According to Jack ma, collateralization with a pawnshop mentality is not going to support the financial needs of the world’s development over the next 30 years.
What alternative did he suggest?
He wants to replace this pawnshop mentality with a credit-based system rooted in big data using today’s technological capabilities.
This credit-based system is not built on traditional IT, not based on a personal relationship-driven society, but must be built on big data, in order to truly make credit equal wealth.
Why Jack Ma’s vision holds significance for India?
These remarks on the need to move from a lending system based on collateral to one based on big data are significant especially at a time when India has inaugurated an account-aggregator system.
It will help small businesses with inadequate collateral or credit histories access credit at far lower rates than they do now.
Account aggregators working through a secure public credit registry can do for the credit sector, what the United Payments Interface (UPI) has done for retail payments in India.
How the shift towards cash-flow-based lending can revolutionise Indian economy?
Access to cheap credit for small businesses: There is ample research to show that tiny enterprises pay interest rates that are far higher than what their default rates predict.
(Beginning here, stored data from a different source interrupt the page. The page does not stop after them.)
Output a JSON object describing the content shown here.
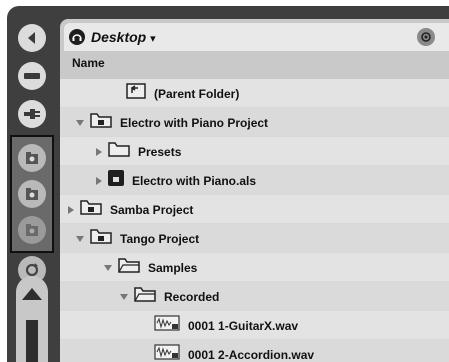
{
  "browser": {
    "location": "Desktop",
    "location_dropdown": "▾",
    "column_header": "Name"
  },
  "rows": [
    {
      "label": "(Parent Folder)",
      "icon": "parent-folder-icon",
      "expand": "none"
    },
    {
      "label": "Electro with Piano Project",
      "icon": "project-folder-icon",
      "expand": "open"
    },
    {
      "label": "Presets",
      "icon": "folder-icon",
      "expand": "closed"
    },
    {
      "label": "Electro with Piano.als",
      "icon": "live-set-file-icon",
      "expand": "closed"
    },
    {
      "label": "Samba Project",
      "icon": "project-folder-icon",
      "expand": "closed"
    },
    {
      "label": "Tango Project",
      "icon": "project-folder-icon",
      "expand": "open"
    },
    {
      "label": "Samples",
      "icon": "open-folder-icon",
      "expand": "open"
    },
    {
      "label": "Recorded",
      "icon": "open-folder-icon",
      "expand": "open"
    },
    {
      "label": "0001 1-GuitarX.wav",
      "icon": "audio-file-icon",
      "expand": "none"
    },
    {
      "label": "0001 2-Accordion.wav",
      "icon": "audio-file-icon",
      "expand": "none"
    }
  ],
  "rail": {
    "buttons": [
      "collapse-arrow-icon",
      "device-browser-icon",
      "plugin-browser-icon",
      "place-1-icon",
      "place-2-icon",
      "place-3-icon",
      "refresh-icon"
    ]
  },
  "colors": {
    "chassis": "#3f3f3f",
    "panel": "#c9c9c9",
    "row": "#e3e3e3",
    "row_alt": "#dadada"
  }
}
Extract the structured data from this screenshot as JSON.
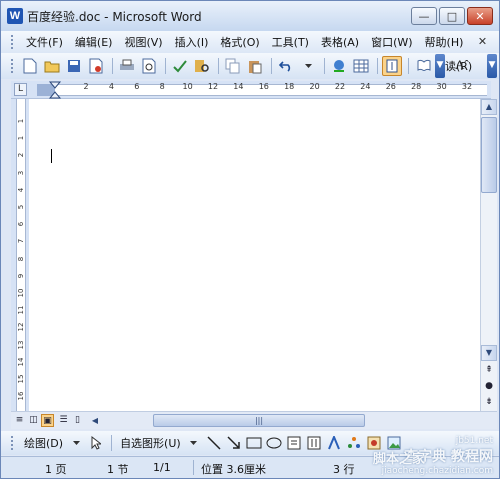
{
  "window": {
    "title": "百度经验.doc - Microsoft Word",
    "app_icon_glyph": "W",
    "min_glyph": "—",
    "max_glyph": "□",
    "close_glyph": "✕"
  },
  "menu": {
    "items": [
      "文件(F)",
      "编辑(E)",
      "视图(V)",
      "插入(I)",
      "格式(O)",
      "工具(T)",
      "表格(A)",
      "窗口(W)",
      "帮助(H)"
    ],
    "close_glyph": "✕"
  },
  "toolbar": {
    "read_label": "阅读(R)",
    "font_grow_label": "Aˆ"
  },
  "ruler": {
    "corner_glyph": "L",
    "numbers": [
      "2",
      "4",
      "6",
      "8",
      "10",
      "12",
      "14",
      "16",
      "18",
      "20",
      "22",
      "24",
      "26",
      "28",
      "30",
      "32"
    ],
    "vertical_numbers": [
      "1",
      "1",
      "2",
      "3",
      "4",
      "5",
      "6",
      "7",
      "8",
      "9",
      "10",
      "11",
      "12",
      "13",
      "14",
      "15",
      "16"
    ]
  },
  "drawing": {
    "draw_label": "绘图(D)",
    "autoshape_label": "自选图形(U)"
  },
  "status": {
    "page": "1 页",
    "section": "1 节",
    "page_of": "1/1",
    "position": "位置 3.6厘米",
    "line": "3 行"
  },
  "watermark": {
    "line1": "脚本之家",
    "line2": "jb51.net",
    "line3": "查字典 教程网",
    "line4": "jiaocheng.chazidian.com"
  }
}
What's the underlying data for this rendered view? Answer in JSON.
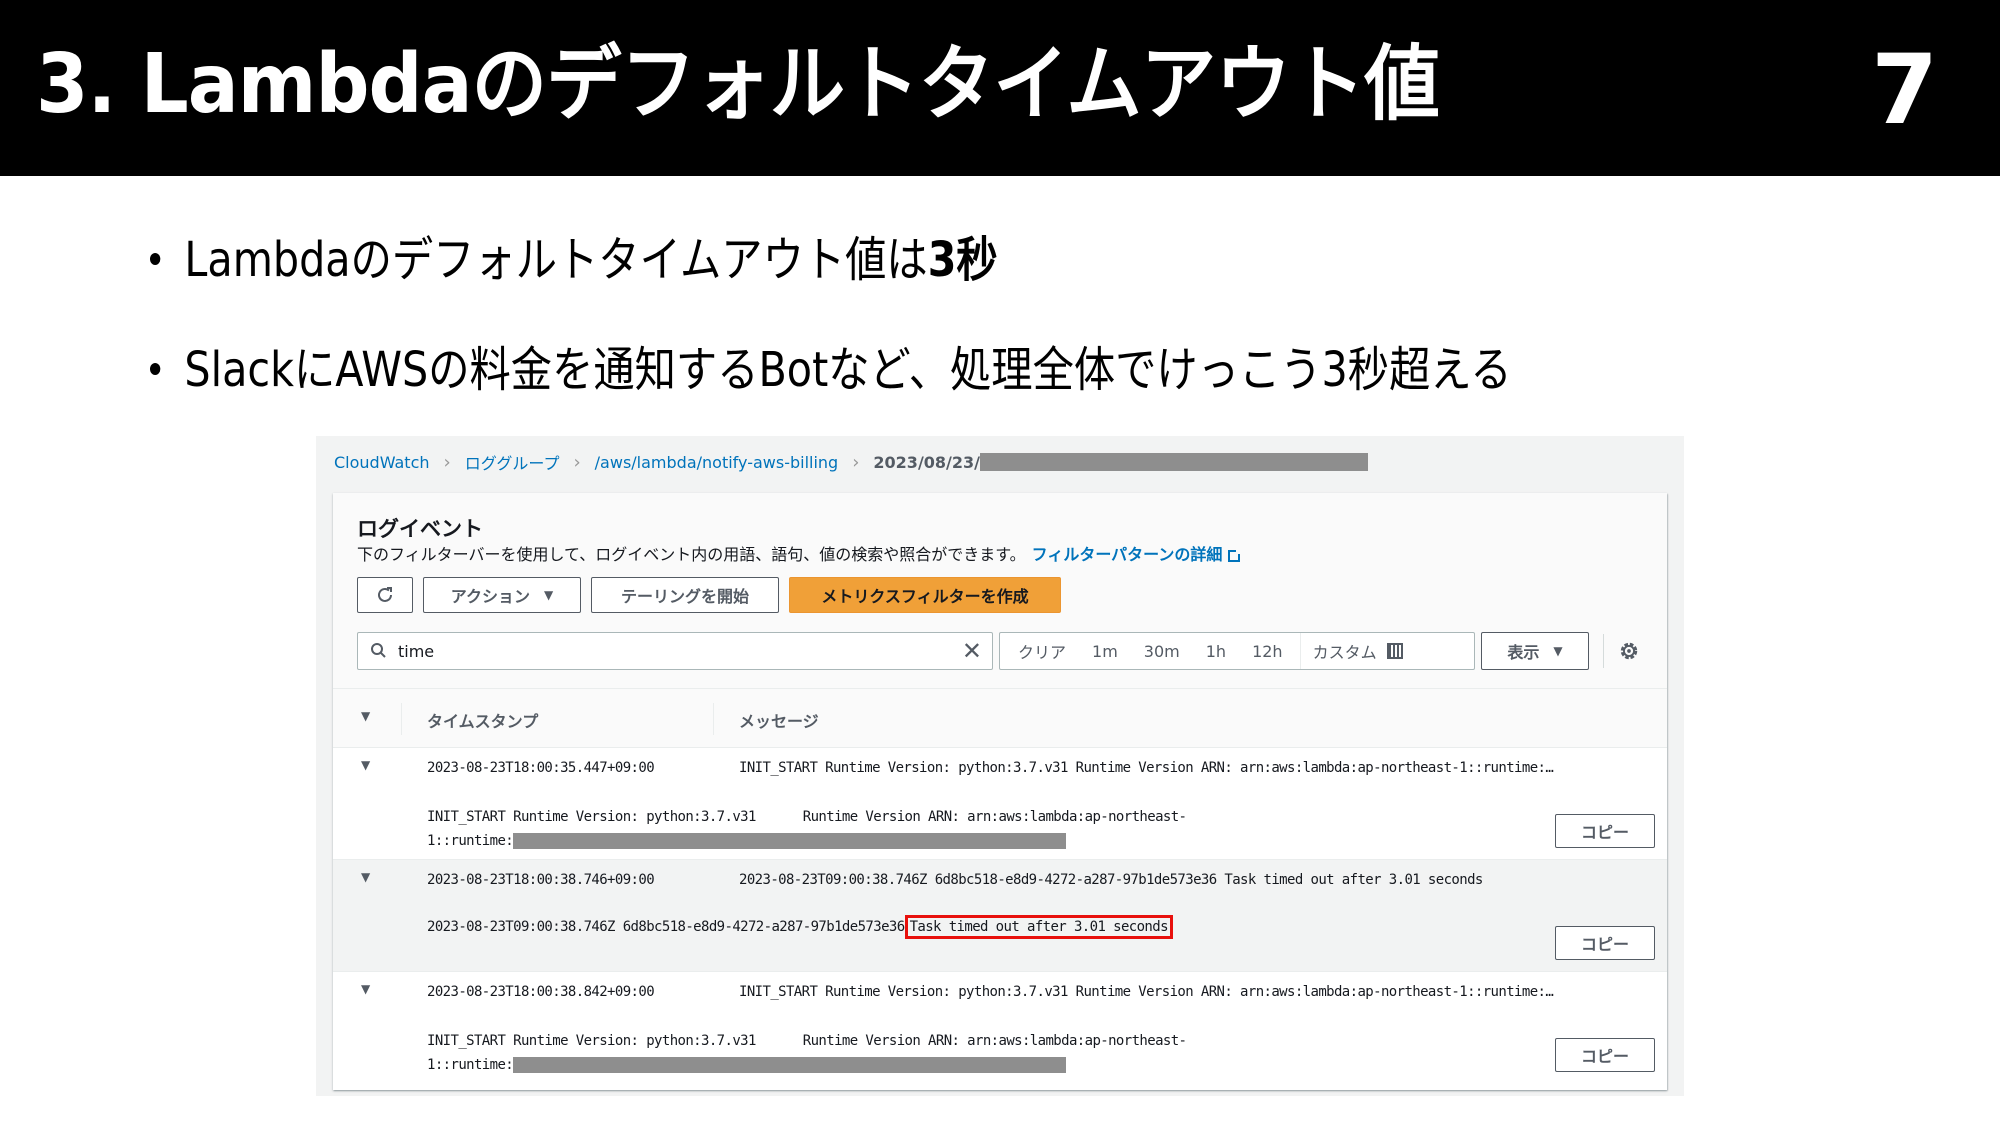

By easing these credit constraints, the account-aggregator system can lend to small enterprises that have some digital and tax footprints. Lenders can access data on bank statements, GST returns, personal spending, etc., to price loans to enterprises they would earlier stay away from.
Will help to overcome ‘the De Soto Effect’: De Soto effect states that the global poor working in tiny informal enterprises are in effect shut out of the formal credit system. Hence, they are forced to live in poverty, because a lack of clear property rights makes it difficult for them to offer their land assets as collateral to banks.
A slum dweller with no formal land title thus has to depend on informal sources of money that leave her with little to reinvest in the business.
It is quite likely that a successful shift to lending based on borrower cash-flows will ease the credit constraints on informal enterprises.
Can ease the formalisation process in India: Formalization of the Indian economy is under overdue. One suggestion to enable fromalisation process is, by closing the domestic productivity gap. The informal enterprises should grow in scale that allows them to close their productivity gap with larger firms in the organized sector.
However, credit constraints are part of the reason why small firms fail to scale up in India, which employ most Indians who have left farming behind. Cash-flow-based lending can help in this regard.